Tibbett: “Maybe she’s deaf.”
McCrackle: “Say, that’s possible.”
Tibbett: (shouting into Zenobia’s ear) “Hello!”
McCrackle: “Hello, how are you?”
Tibbett: “I’m fine…” (big take and lingering glare)

With the examination over, McCrackle expresses his thanks to the good doctor with an unnecessary comment on Tibbett’s heft.

McCrackle: “She’ll always remember. Remember, an elephant never forgets!”
Tibbett: “Yes, but I’m not an elephant!”
McCrackle: “No…well…not exactly…”

Stan and Ollie they’re not.

So the grateful goliath follows Tibbett everywhere for three reels, embarrassing his family, discomfiting the oh-so-import Carter family, and driving McCrackle to sue Tibbett for alienating the affections of an elephant. Harry has some good scenes in the courtroom, leaping to his feet to recite his overly rehearsed speech (“In the first place, Zenobia and I…”) and breaking into his sideshow spiel at the slightest provocation.

All’s well that ends well, of course, and as with There Goes My Heart, the fadeout belongs to Harry, strolling off into the horizon and waving to the audience as the end music swells.

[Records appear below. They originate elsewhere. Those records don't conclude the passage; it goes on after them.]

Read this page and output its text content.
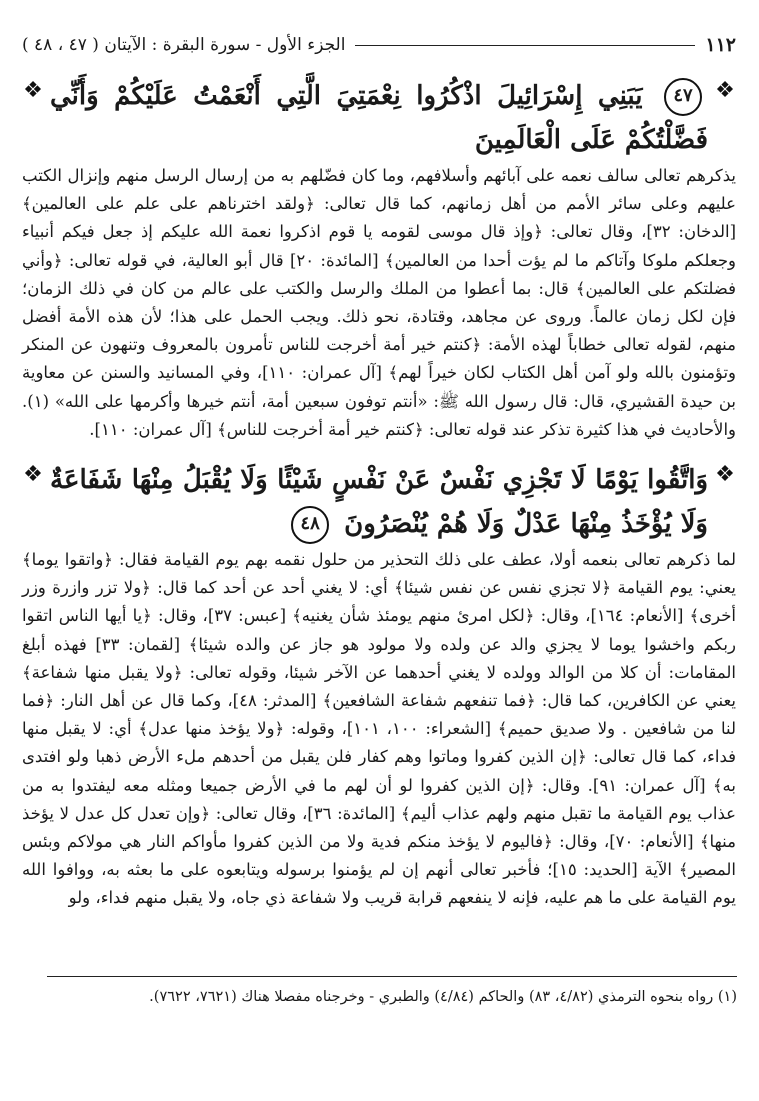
١١٢
الجزء الأول - سورة البقرة : الآيتان ( ٤٧ ، ٤٨ )
❖
٤٧ يَبَنِي إِسْرَائِيلَ اذْكُرُوا نِعْمَتِيَ الَّتِي أَنْعَمْتُ عَلَيْكُمْ وَأَنِّي فَضَّلْتُكُمْ عَلَى الْعَالَمِينَ
❖

يذكرهم تعالى سالف نعمه على آبائهم وأسلافهم، وما كان فضّلهم به من إرسال الرسل منهم وإنزال الكتب عليهم وعلى سائر الأمم من أهل زمانهم، كما قال تعالى: ﴿ولقد اخترناهم على علم على العالمين﴾ [الدخان: ٣٢]، وقال تعالى: ﴿وإذ قال موسى لقومه يا قوم اذكروا نعمة الله عليكم إذ جعل فيكم أنبياء وجعلكم ملوكا وآتاكم ما لم يؤت أحدا من العالمين﴾ [المائدة: ٢٠] قال أبو العالية، في قوله تعالى: ﴿وأني فضلتكم على العالمين﴾ قال: بما أعطوا من الملك والرسل والكتب على عالم من كان في ذلك الزمان؛ فإن لكل زمان عالماً. وروى عن مجاهد، وقتادة، نحو ذلك. ويجب الحمل على هذا؛ لأن هذه الأمة أفضل منهم، لقوله تعالى خطاباً لهذه الأمة: ﴿كنتم خير أمة أخرجت للناس تأمرون بالمعروف وتنهون عن المنكر وتؤمنون بالله ولو آمن أهل الكتاب لكان خيراً لهم﴾ [آل عمران: ١١٠]، وفي المسانيد والسنن عن معاوية بن حيدة القشيري، قال: قال رسول الله ﷺ: «أنتم توفون سبعين أمة، أنتم خيرها وأكرمها على الله» (١). والأحاديث في هذا كثيرة تذكر عند قوله تعالى: ﴿كنتم خير أمة أخرجت للناس﴾ [آل عمران: ١١٠].

❖
وَاتَّقُوا يَوْمًا لَا تَجْزِي نَفْسٌ عَنْ نَفْسٍ شَيْئًا وَلَا يُقْبَلُ مِنْهَا شَفَاعَةٌ وَلَا يُؤْخَذُ مِنْهَا عَدْلٌ وَلَا هُمْ يُنْصَرُونَ ٤٨
❖

لما ذكرهم تعالى بنعمه أولا، عطف على ذلك التحذير من حلول نقمه بهم يوم القيامة فقال: ﴿واتقوا يوما﴾ يعني: يوم القيامة ﴿لا تجزي نفس عن نفس شيئا﴾ أي: لا يغني أحد عن أحد كما قال: ﴿ولا تزر وازرة وزر أخرى﴾ [الأنعام: ١٦٤]، وقال: ﴿لكل امرئ منهم يومئذ شأن يغنيه﴾ [عبس: ٣٧]، وقال: ﴿يا أيها الناس اتقوا ربكم واخشوا يوما لا يجزي والد عن ولده ولا مولود هو جاز عن والده شيئا﴾ [لقمان: ٣٣] فهذه أبلغ المقامات: أن كلا من الوالد وولده لا يغني أحدهما عن الآخر شيئا، وقوله تعالى: ﴿ولا يقبل منها شفاعة﴾ يعني عن الكافرين، كما قال: ﴿فما تنفعهم شفاعة الشافعين﴾ [المدثر: ٤٨]، وكما قال عن أهل النار: ﴿فما لنا من شافعين . ولا صديق حميم﴾ [الشعراء: ١٠٠، ١٠١]، وقوله: ﴿ولا يؤخذ منها عدل﴾ أي: لا يقبل منها فداء، كما قال تعالى: ﴿إن الذين كفروا وماتوا وهم كفار فلن يقبل من أحدهم ملء الأرض ذهبا ولو افتدى به﴾ [آل عمران: ٩١]. وقال: ﴿إن الذين كفروا لو أن لهم ما في الأرض جميعا ومثله معه ليفتدوا به من عذاب يوم القيامة ما تقبل منهم ولهم عذاب أليم﴾ [المائدة: ٣٦]، وقال تعالى: ﴿وإن تعدل كل عدل لا يؤخذ منها﴾ [الأنعام: ٧٠]، وقال: ﴿فاليوم لا يؤخذ منكم فدية ولا من الذين كفروا مأواكم النار هي مولاكم وبئس المصير﴾ الآية [الحديد: ١٥]؛ فأخبر تعالى أنهم إن لم يؤمنوا برسوله ويتابعوه على ما بعثه به، ووافوا الله يوم القيامة على ما هم عليه، فإنه لا ينفعهم قرابة قريب ولا شفاعة ذي جاه، ولا يقبل منهم فداء، ولو

(١) رواه بنحوه الترمذي (٤/٨٢، ٨٣) والحاكم (٤/٨٤) والطبري - وخرجناه مفصلا هناك (٧٦٢١، ٧٦٢٢).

The critics were genuinely pleased to see Harry back, and the reviews were optimistic if not overly enthusiastic. The New York Times embraced Harry’s comeback: “Harry Langdon’s pale and beautifully blank countenance (as the elephant’s owner who sues Dr. Hardy for alienation) has probably already excited the artistic jealousy of Mr. Laurel.” Meanwhile, Variety cautiously anticipated the pair’s next film: “Langdon has but a few moments to work with Hardy, so an estimate of their work as a team must wait for future pictures.

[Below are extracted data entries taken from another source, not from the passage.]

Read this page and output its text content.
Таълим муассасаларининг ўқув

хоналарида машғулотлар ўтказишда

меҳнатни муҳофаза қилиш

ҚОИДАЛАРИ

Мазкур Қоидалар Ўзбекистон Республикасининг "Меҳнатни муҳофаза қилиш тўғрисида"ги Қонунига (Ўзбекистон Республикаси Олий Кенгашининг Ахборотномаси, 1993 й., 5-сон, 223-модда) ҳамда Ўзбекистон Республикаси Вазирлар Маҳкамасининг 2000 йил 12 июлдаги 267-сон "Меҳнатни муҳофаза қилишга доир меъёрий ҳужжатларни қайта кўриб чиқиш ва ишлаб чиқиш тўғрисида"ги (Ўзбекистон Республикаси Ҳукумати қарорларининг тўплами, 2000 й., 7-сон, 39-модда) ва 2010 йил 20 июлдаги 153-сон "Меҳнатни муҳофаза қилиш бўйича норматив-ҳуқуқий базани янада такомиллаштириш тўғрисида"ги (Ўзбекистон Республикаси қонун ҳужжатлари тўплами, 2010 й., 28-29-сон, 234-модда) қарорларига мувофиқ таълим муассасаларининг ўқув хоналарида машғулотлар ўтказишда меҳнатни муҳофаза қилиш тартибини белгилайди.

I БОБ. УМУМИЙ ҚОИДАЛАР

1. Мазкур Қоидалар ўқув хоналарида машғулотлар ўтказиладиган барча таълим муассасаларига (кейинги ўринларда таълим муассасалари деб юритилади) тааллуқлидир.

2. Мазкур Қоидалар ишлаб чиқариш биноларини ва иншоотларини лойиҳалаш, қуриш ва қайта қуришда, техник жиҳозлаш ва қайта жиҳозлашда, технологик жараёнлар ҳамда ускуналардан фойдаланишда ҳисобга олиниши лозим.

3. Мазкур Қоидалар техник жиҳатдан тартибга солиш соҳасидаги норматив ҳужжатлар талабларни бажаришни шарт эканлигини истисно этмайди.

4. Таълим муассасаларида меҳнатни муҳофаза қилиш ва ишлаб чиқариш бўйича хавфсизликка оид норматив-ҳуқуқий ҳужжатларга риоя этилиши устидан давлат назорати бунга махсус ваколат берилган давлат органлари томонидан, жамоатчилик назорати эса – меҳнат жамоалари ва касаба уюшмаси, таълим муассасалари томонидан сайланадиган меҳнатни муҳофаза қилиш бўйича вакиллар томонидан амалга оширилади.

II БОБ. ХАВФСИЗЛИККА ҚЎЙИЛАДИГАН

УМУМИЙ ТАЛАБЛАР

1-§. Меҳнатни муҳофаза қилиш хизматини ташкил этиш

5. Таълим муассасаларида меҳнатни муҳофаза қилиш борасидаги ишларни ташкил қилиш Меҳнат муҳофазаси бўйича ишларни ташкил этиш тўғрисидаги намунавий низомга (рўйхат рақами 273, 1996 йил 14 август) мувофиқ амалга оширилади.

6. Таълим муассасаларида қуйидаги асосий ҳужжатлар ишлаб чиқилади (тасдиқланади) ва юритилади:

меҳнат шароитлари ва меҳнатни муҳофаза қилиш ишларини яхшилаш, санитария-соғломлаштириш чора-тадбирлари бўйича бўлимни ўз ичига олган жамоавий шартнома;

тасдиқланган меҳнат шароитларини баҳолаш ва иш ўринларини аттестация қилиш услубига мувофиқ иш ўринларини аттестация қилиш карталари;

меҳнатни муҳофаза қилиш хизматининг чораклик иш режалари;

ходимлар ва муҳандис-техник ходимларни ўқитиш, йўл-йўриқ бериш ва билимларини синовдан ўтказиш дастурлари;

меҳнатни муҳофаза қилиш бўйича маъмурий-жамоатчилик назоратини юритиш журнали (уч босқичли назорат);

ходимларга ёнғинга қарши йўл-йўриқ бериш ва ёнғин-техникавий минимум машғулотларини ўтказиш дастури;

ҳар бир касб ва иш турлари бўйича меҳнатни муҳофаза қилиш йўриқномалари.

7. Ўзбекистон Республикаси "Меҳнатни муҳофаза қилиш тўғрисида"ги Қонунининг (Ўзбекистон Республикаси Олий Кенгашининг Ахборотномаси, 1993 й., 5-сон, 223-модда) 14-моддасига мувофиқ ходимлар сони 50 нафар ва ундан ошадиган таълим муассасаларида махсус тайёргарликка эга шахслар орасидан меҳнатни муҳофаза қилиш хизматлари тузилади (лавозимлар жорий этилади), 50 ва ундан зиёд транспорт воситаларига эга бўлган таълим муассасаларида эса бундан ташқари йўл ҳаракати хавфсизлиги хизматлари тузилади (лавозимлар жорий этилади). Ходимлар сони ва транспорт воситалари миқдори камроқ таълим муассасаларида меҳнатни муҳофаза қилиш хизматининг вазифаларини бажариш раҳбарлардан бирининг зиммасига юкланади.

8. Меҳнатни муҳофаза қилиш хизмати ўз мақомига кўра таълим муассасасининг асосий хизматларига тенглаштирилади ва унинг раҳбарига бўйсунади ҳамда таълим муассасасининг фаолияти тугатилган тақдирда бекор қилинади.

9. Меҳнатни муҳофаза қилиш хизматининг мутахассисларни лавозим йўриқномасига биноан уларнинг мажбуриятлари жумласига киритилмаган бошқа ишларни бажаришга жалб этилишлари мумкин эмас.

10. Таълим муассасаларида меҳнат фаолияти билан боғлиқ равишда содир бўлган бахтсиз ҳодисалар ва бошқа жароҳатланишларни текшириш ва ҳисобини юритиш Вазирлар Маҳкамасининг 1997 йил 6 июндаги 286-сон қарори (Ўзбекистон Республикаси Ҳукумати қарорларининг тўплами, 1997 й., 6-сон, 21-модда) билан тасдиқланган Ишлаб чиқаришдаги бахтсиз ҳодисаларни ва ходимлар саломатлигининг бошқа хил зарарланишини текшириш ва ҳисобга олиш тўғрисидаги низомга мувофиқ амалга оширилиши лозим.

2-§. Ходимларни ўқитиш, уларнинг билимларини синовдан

But future pictures never happened. What seemed like a good idea on paper died a quick death onscreen. Langdon & Hardy have next-to-zero chemistry in their scenes together; the only time Babe seems uncomfortable in the film is when he's sharing the screen with Harry. He's too busy "acting" — trying not to be Ollie —  to make the team work

In the end, Zenobia couldn’t live up to the hype, and audiences quickly wised up to the ruse. It didn’t take long to sound the death knell on the Langdon & Hardy team. On May 13, 1939, just a month after Zenobia’s release, Motion Picture Herald announced that Laurel & Hardy were back together. Langdon was out, Laurel was in — for good.